Since the Supreme Court's 1993 decision in St. Mary's Honor Center v. Hicks, 509 U.S. 502 (1993), the federal courts of appeals have differed on whether an employment discrimination plaintiff can reach a jury if he can call into question the employer's stated reason for the allegedly discriminatory employment decision. Most recently, the full federal Court of Appeals for the District of Columbia Circuit decided by a vote of 7 to 4 that such a plaintiff will not routinely be required to submit evidence in addition to that which rebuts the employer's given explanation for its conduct. Aka v. Washington Hospital Center, 156 F.3d 1284 (D.C. Cir. 1998) (en banc).

The plaintiff Aka, a 56-year-old Nigerian born man, worked as an operating room orderly for the defendant Washington Hospital Center. His job required frequent lifting and pushing of heavy items. After 19 years of work at WHC, Aka underwent surgery for heart and circulatory difficulties. Approximately six months later, Aka's doctor cleared him to return to work in a position that involved no more than a “light or moderate level of exertion.” Because his orderly job did not meet this criterion, he asked to be transferred to another position. WHC declined the request, instructing Aka instead to apply for vacant jobs according to the hospital's job posting procedure. Aka applied for several positions, but obtained none. Ultimately, Aka filed a lawsuit claiming, among other things, that WHC unlawfully discriminated against him on the basis of his disability and his age by denying him certain open positions, including one as a pharmacy technician. In defense of its hiring decisions, WHC claimed that it did not select Aka because another applicant was better qualified. Aka attacked this explanation, presenting evidence showing that he (Aka) was the more qualified candidate.

The court analyzed the issue with reference to the familiar framework established by the U.S. Supreme Court, whereby a plaintiff first must establish a prima facie case of discrimination. Having done so, the burden shifts to the employer to state a legitimate, nondiscriminatory reason for the challenged employment decision. Should the employer present such a reason, the burden reverts to the plaintiff to demonstrate that the employer's reason was not the true reason for the employment decision and that discrimination was.
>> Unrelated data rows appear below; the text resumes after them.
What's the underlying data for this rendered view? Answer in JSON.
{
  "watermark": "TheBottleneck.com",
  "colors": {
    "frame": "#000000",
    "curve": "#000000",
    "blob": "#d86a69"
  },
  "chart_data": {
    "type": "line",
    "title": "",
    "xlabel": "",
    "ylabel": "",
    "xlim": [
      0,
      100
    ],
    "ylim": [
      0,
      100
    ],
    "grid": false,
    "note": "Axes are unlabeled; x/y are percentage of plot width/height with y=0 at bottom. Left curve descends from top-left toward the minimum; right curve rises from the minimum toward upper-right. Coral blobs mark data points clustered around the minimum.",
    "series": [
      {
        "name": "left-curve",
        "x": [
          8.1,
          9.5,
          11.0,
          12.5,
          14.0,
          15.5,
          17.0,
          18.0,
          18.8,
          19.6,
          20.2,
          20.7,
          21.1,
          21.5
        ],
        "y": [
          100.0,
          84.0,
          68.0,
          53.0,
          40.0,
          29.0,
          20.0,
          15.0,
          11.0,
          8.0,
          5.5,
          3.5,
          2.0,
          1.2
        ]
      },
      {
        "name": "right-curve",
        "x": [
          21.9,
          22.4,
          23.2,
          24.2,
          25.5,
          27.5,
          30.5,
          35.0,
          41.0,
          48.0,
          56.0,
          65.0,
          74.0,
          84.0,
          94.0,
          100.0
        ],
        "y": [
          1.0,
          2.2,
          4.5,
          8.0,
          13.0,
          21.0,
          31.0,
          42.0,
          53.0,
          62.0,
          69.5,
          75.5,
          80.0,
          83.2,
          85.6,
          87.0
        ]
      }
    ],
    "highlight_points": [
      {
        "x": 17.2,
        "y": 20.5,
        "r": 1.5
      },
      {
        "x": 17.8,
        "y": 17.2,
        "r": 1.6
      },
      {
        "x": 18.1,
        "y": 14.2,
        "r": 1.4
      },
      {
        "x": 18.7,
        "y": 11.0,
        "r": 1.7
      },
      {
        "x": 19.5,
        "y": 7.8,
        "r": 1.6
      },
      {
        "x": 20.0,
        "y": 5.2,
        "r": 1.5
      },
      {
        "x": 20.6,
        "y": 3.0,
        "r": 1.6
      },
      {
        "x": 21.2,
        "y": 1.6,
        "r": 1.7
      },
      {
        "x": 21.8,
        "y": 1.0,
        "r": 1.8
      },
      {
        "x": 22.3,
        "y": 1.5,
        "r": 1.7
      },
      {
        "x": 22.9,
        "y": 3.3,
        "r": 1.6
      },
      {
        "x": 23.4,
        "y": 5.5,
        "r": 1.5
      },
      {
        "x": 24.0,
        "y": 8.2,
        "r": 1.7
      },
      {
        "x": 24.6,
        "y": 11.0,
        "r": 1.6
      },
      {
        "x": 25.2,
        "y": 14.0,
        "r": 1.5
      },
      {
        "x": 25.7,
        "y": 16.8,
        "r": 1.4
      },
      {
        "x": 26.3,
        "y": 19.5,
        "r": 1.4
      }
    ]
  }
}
In particular, the Supreme Court in its 1993 Hicks decision stated that “disbelief of the reasons put forward by the defendant . . . may, together with the elements of the prima facie case, suffice to show intentional discrimination.”

The D.C. Circuit interpreted this passage to mean that, although evidence presented by an employee which tends to rebut the employer's explanation will not always suffice to permit an inference of discrimination, neither is an employee presumptively required to submit evidence over and above such a rebuttal in order for his or her case to reach a jury. The court added that proof that the employer's explanation for its actions is false, even if not expressly shown to be discriminatory, will be strong evidence of a discriminatory motive. Applying this reasoning to the case before it, the court held that Aka had presented enough evidence to permit a jury to conclude that he was considerably more qualified than the individual who was given the job, thus casting doubt on the employer's reason for its decision. Accordingly, the court remanded the case to the trial court to hold a trial on the discrimination claim.

This case contrasts starkly with the decision of the federal Court of Appeals for the Fourth Circuit in Vaughan v. MetraHealth Co., 145 F.3d 197 (4th Cir. 1998) (discussed in July 1998 WLU), in which that court held that raising a question of fact regarding the truthfulness of the employer's explanation for its employment decision is not sufficient to get to a jury. Rather, in Vaughan, the court held that it is an employee's burden to show not only that the employer's reason was false, but that discrimination was the actual reason. The D.C. Circuit's decision in Aka signals continued dissention over how much evidence of discrimination a plaintiff must produce to be permitted to bring his or her case before a jury, and underscores the degree to which the outcome of a discrimination case depends upon how the court resolves this issue.